不戦という手かせ足かせの中で、いかに国際社会におけるポジジョンを獲得していくことができるか、それをどうやって人知でまかなうことができるのか、という実験をしている国と言っていいでしょう。
もっとも、手かせ足かせを緩んだところから漏れて行くものもあったかも知れません。また安全保障面ではアメリカにすりよっているという見方もできるかもしれません。しかし、それも実験過程で考え出されたひとつの人知であろうと思います。
それ以前、日本は帝国主義という国際情勢下にあって後発組でした。富国強兵政策と、対ロシア政策でロシア国内の混乱という僥倖を得たことにより一定のポジションに収まってはいましたが、順番で言えば後ろのほうでした。
そんな日本がアジア圏にどんどん進出する列強国に対して、帝国主義というおなじ価値基準で生存圏を求めたところ拒否されました。日本は国際連盟を脱退します。
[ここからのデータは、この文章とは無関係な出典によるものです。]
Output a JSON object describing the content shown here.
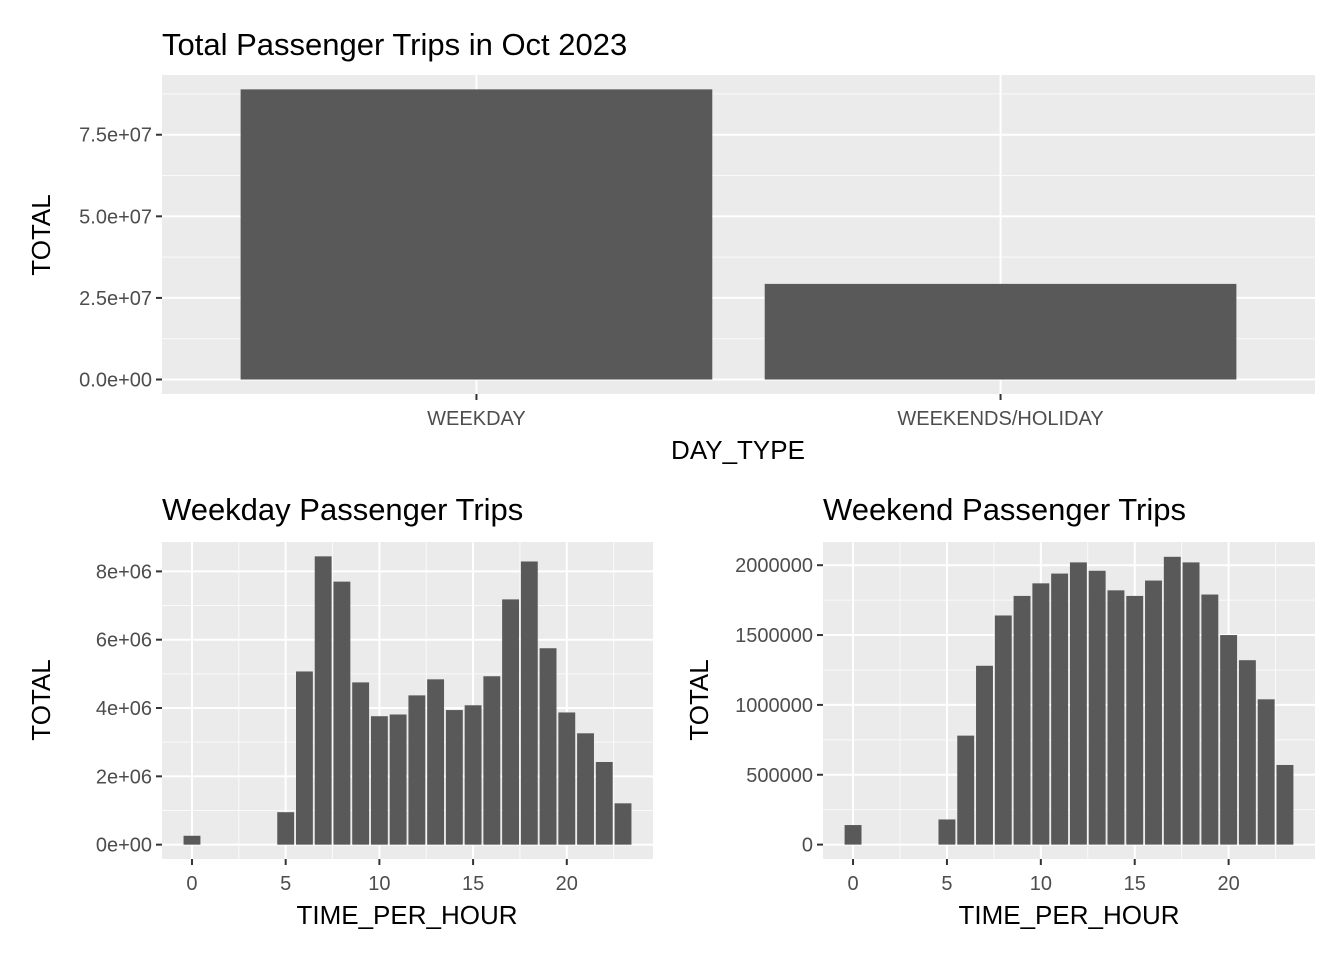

最弱の列強国である日本は、奇襲さながらに開戦し、ドイツと同盟を結んで世界を2面作戦に分断することで、アジアに植民地を持つ欧米列強国を一時的に退け、支配圏へ獲得することに成功しました。
中には、列強国が160年に渡り支配してきながら、日本が侵攻してわずか数日で撤退した地域もありました。
しかしその後、背伸びした戦略をとってきた日本は疲弊し敗戦します。
非戦闘地域への空襲(空爆)、民間人への機銃掃射などの事件が各地で発生し、最後は原爆2発を受けて。
不本意の中で、高潔と恥の文化は対戦国を憎むことは棚上げし、自らを律することで敗戦を受け止め、未来を指向しました。
そして昨今、中国の海洋膨張政策、韓国の情勢不安からの非日政策の過激化などから、不戦の返上が視野に入ってきています。
イスラム国が日本人を人質にするということは、以下の学びをもって人質にしなければなりません。
1.日本は体制を脅かす危害を受ければ、わが身を顧みず報いを与えようとするということ。
2.日本が決意すれば徹底的に目的を果たそうとするということ。
3.欧米先進国と帯同していると見えるかもしれないが、憎しみは解決ではなく保留しているということ。
つまりは一番敵にしてはいけない、潜在友好国かも知れないということです。